So last week I got word that I will receive the Iris Molotsky Award for Excellence in Coverage of Higher Education reporting from the American Association of University Professors.
And it’s seriously a career highlight. Not to brag (OK maybe a little) but past recipients have come from USA Today, the Wall Street Journal, the Chronicle of Higher Education. Me? I come from Doolittle, Mo.
With the flurry of congratulatory phone calls and emails, I paused for the first time since I left the Columbia Daily Tribune to come to Stephens. Did I do the right thing?
The pause didn’t last long.
I loved being a reporter, and working for the Tribune was a dream job. That the AAUP recognized my reporting is seriously amazing.

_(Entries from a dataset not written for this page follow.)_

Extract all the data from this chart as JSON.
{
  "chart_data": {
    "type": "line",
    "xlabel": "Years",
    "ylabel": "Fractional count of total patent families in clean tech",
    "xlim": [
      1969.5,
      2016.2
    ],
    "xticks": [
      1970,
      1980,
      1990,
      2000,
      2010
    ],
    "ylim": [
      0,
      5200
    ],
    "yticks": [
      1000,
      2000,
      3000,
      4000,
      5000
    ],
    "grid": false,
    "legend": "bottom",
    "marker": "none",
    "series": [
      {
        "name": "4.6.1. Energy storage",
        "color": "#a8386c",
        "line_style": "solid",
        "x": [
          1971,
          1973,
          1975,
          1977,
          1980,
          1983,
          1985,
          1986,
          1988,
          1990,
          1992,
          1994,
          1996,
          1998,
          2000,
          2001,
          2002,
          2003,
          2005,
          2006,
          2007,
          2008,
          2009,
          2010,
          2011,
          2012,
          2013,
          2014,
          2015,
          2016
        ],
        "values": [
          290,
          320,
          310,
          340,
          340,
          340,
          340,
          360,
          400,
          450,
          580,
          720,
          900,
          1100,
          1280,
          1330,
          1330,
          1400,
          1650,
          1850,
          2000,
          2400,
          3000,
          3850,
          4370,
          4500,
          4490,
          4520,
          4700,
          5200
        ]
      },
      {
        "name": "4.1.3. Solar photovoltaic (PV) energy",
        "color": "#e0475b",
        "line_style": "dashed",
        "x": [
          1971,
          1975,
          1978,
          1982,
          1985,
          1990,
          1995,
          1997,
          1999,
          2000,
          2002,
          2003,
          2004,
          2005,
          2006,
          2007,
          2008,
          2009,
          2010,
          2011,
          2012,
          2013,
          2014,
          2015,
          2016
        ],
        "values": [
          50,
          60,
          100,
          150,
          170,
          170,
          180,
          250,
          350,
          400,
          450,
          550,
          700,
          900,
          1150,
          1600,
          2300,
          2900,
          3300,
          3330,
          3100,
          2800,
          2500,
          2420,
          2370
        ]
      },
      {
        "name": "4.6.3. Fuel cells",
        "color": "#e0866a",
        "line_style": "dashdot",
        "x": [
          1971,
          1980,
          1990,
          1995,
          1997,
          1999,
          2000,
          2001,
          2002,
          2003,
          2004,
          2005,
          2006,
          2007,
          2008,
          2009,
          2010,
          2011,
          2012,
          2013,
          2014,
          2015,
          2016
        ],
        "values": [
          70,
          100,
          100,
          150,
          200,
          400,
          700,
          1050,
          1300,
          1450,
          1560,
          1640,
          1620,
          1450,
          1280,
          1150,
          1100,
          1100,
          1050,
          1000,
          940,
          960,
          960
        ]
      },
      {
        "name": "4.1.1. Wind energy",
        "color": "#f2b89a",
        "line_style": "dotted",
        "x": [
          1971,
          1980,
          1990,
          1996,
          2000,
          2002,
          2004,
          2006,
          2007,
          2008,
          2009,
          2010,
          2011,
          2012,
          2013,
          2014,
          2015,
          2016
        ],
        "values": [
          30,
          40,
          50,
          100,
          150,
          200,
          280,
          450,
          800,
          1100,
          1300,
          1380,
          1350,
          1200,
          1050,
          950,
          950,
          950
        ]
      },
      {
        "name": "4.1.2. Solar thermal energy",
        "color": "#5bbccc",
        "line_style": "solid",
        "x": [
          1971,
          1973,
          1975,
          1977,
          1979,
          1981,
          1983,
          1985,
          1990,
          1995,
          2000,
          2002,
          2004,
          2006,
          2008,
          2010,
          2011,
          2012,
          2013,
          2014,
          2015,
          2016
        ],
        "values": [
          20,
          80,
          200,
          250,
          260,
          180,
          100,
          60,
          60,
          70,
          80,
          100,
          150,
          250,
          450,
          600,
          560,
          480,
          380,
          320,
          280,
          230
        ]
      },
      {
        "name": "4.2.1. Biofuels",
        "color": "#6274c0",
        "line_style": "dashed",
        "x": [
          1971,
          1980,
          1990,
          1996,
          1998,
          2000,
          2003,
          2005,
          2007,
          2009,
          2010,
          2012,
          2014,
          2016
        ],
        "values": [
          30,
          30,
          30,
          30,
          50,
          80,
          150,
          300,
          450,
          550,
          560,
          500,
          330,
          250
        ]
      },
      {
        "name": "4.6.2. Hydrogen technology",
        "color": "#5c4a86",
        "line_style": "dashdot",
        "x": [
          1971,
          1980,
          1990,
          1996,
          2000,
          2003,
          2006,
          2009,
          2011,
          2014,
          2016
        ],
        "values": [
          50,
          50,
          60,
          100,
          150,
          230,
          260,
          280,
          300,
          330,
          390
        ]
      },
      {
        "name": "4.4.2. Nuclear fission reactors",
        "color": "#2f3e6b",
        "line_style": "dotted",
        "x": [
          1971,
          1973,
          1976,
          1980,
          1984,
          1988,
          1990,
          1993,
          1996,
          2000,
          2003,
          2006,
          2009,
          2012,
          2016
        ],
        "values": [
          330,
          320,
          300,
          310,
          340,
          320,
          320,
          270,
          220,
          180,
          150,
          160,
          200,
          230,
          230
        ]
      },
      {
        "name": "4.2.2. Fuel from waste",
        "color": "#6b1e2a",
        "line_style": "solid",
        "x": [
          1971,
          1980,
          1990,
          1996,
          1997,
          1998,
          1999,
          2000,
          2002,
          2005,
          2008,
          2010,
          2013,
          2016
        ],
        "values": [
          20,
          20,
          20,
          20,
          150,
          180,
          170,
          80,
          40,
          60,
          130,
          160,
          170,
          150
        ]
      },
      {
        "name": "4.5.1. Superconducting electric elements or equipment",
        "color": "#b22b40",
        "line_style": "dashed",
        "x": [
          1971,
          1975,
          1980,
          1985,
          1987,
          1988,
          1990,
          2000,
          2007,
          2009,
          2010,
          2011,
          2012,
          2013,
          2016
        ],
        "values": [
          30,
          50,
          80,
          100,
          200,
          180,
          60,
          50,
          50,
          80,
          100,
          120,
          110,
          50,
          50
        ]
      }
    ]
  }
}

But Stephens is, too (both a dream job and amazing).
And I’m not the only reporter (or former/future reporter) to recognize it.
Lauren Hill from the Columbia Missourian discovered it when she covered Stephens this past semester.
From her recent entry on the Missourian’s J4450 blog:
“During my reporting this year, I have learned a lot about the Stephens College community. And I have to say, it’s pretty awesome. Their graduation ceremony showed that. The girls had on these crazy high and fabulously decorated shoes. I kind of wanted to do the story about the shoes! They also each decorated their graduation caps with rhinestones and tons of glitter …
I took a lot away from the ceremony. I was able to get a peek into the world of Stephens, and I wanted to show everyone how cool and unique I thought Stephens was. So I wrote a piece that was at least 20 inches. It was ridiculous. And it was cut in half. I had to part with my lovely words.”
She’s right, Stephens is cool and unique (and for so much more than shoes and glittery caps, too!).
The best part of this job? I can go on and on and on about Stephens. Because, believe me friends, it takes more than 20 inches to explain how cool and unique Stephens is.
So maybe I won’t win any more reporting awards in the future, but being part of this amazing, creative and unique environment is reward enough for me. (But don’t get me wrong—I’m still totally excited to go to Washington, D.C., next month and get my AAUP award.)